Both Dr. Ingersoll and Dr. McDonnell may have a bit more faith in education schools than the evidence warrants. He labels as a myth the conclusion that “Education schools are inadequate.”
“Totally inaccurate,” he asserts. “Teachers have teaching degrees.” But even some of the institutions that confer them, most notably the Teacher’s College at Columbia University, question their value.
One of the more contentious education reforms of recent decades actually gelled outside of education schools. “Whole language theorists used professional organizations such as the National Council of Teachers of English (NCATE),” Harvard’s James Kim reports. Editors of education journals, conversely, found “whole language unresponsive to empirical evidence.”
“Since whole language became widely used, it got blamed for declines in reading,” Kim notes. What he does not mention is that observers such as E. D. Hirsch point out that the only gains in the No Child Left Behind education reforms of the Bush Administration have come in 4th grade reading scores that feature a heavy phonics component.

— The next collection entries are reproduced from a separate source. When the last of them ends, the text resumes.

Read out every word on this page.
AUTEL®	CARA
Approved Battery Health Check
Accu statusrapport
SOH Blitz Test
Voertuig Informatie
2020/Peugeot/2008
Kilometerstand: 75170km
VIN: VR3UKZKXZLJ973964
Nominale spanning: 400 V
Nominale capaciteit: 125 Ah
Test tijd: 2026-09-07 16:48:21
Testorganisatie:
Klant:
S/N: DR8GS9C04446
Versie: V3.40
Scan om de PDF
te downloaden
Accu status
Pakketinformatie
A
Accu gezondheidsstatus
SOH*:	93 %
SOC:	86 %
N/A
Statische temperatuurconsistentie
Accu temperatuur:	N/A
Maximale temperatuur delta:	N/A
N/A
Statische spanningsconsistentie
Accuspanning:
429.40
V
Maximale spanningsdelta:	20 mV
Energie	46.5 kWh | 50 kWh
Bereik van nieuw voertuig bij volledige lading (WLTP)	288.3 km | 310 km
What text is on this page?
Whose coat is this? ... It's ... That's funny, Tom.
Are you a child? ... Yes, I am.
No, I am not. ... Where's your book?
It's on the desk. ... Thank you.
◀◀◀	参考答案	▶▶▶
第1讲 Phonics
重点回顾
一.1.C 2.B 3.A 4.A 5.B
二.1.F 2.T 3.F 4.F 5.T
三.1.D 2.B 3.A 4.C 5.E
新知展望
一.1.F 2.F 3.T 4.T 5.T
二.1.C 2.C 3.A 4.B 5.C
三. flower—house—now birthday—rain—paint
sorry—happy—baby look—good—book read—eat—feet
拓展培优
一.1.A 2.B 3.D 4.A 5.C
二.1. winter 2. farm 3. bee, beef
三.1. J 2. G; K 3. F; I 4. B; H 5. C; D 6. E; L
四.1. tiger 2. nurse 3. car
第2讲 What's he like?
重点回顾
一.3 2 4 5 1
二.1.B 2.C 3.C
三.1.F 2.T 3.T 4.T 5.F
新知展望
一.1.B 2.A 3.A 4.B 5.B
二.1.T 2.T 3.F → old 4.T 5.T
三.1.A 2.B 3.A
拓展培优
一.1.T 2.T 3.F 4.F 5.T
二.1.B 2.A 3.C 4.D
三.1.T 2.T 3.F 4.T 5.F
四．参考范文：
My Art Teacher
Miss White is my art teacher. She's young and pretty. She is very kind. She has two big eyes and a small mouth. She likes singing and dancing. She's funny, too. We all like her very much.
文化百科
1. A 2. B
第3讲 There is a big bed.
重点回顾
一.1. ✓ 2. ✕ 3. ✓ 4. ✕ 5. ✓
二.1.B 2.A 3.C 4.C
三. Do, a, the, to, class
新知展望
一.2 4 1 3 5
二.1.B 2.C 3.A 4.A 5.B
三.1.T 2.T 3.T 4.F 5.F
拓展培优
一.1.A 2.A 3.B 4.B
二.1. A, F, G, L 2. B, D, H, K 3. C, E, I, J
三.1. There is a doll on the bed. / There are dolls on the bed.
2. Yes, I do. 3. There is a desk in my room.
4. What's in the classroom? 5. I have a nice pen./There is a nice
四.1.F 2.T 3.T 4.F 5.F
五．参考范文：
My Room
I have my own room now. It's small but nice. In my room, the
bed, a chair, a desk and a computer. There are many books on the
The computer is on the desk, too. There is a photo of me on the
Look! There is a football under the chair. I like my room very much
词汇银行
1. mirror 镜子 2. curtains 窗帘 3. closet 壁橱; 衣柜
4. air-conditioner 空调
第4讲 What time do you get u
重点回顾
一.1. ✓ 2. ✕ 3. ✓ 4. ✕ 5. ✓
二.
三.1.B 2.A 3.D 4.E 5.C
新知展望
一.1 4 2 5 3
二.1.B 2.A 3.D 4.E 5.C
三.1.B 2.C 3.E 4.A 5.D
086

At least one education policy expert who was present at the creation of NCLB might dispute this. For his part, Reid Lyons of the Best Associates Whitney International University seems to downplay the benefits of phonics.

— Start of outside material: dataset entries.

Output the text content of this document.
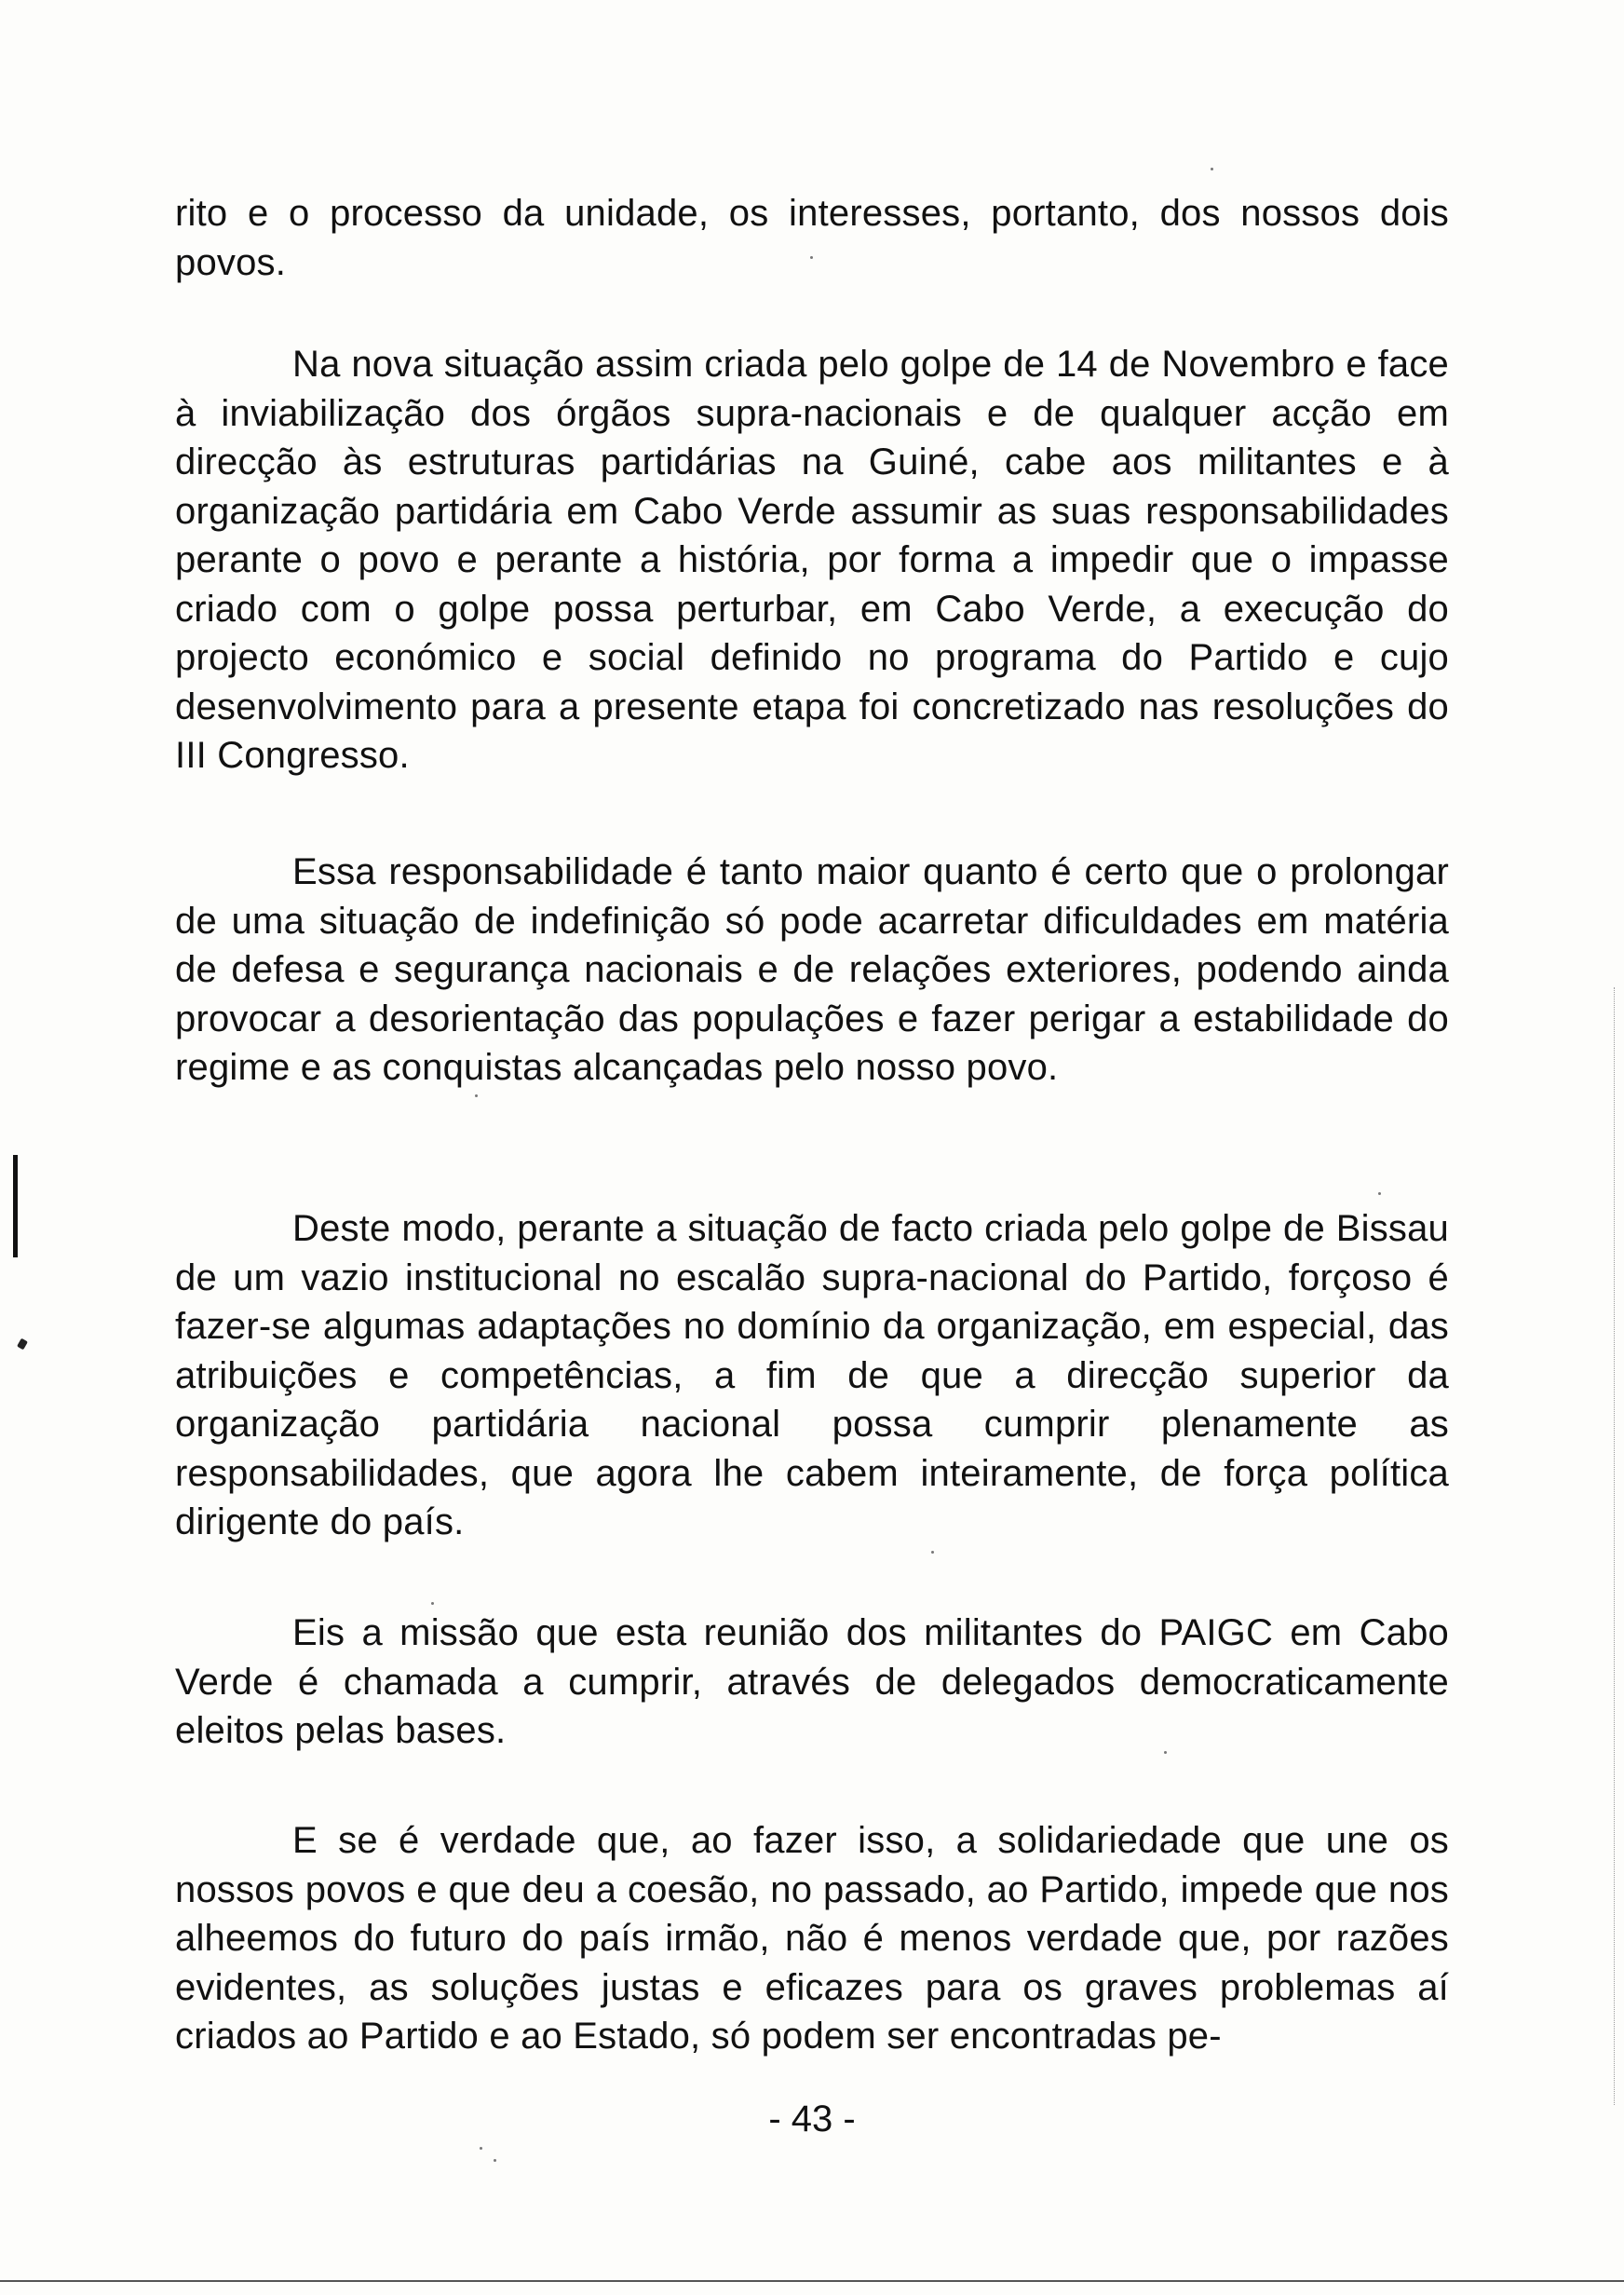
rito e o processo da unidade, os interesses, portanto, dos nossos dois povos.

Na nova situação assim criada pelo golpe de 14 de Novembro e face à inviabilização dos órgãos supra-nacionais e de qualquer acção em direcção às estruturas partidárias na Guiné, cabe aos militantes e à organização partidária em Cabo Verde assumir as suas responsabilidades perante o povo e perante a história, por forma a impedir que o impasse criado com o golpe possa perturbar, em Cabo Verde, a execução do projecto económico e social definido no programa do Partido e cujo desenvolvimento para a presente etapa foi concretizado nas resoluções do III Congresso.

Essa responsabilidade é tanto maior quanto é certo que o prolongar de uma situação de indefinição só pode acarretar dificuldades em matéria de defesa e segurança nacionais e de relações exteriores, podendo ainda provocar a desorientação das populações e fazer perigar a estabilidade do regime e as conquistas alcançadas pelo nosso povo.

Deste modo, perante a situação de facto criada pelo golpe de Bissau de um vazio institucional no escalão supra-nacional do Partido, forçoso é fazer-se algumas adaptações no domínio da organização, em especial, das atribuições e competências, a fim de que a direcção superior da organização partidária nacional possa cumprir plenamente as responsabilidades, que agora lhe cabem inteiramente, de força política dirigente do país.

Eis a missão que esta reunião dos militantes do PAIGC em Cabo Verde é chamada a cumprir, através de delegados democraticamente eleitos pelas bases.

E se é verdade que, ao fazer isso, a solidariedade que une os nossos povos e que deu a coesão, no passado, ao Partido, impede que nos alheemos do futuro do país irmão, não é menos verdade que, por razões evidentes, as soluções justas e eficazes para os graves problemas aí criados ao Partido e ao Estado, só podem ser encontradas pe-

- 43 -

“Ask the question, which works better, whole language or phonics, for which student under which circumstances and by what tests,” he advises. He advised the President on Child Development issues during his first term.
In a way, he might be right. On our website, reporter Matthew Hickman showed that many NCLB gains came courtesy of Sylvan tutors not paid with government funds.
This would leave NCLB’s one definitive accomplishment as the result, not of the billions of dollars Congress voted to fund the program, but of the private sector in education using no taxpayer subsidies, save for, arguably, the out-of-pocket expenses of parents. Along with homeschooling gains and higher private school test scores, the Sylvan-induced test scores would seem to point towards privatization as the only education reform that actually works.
Malcolm A. Kline is the executive director of Accuracy in Academia.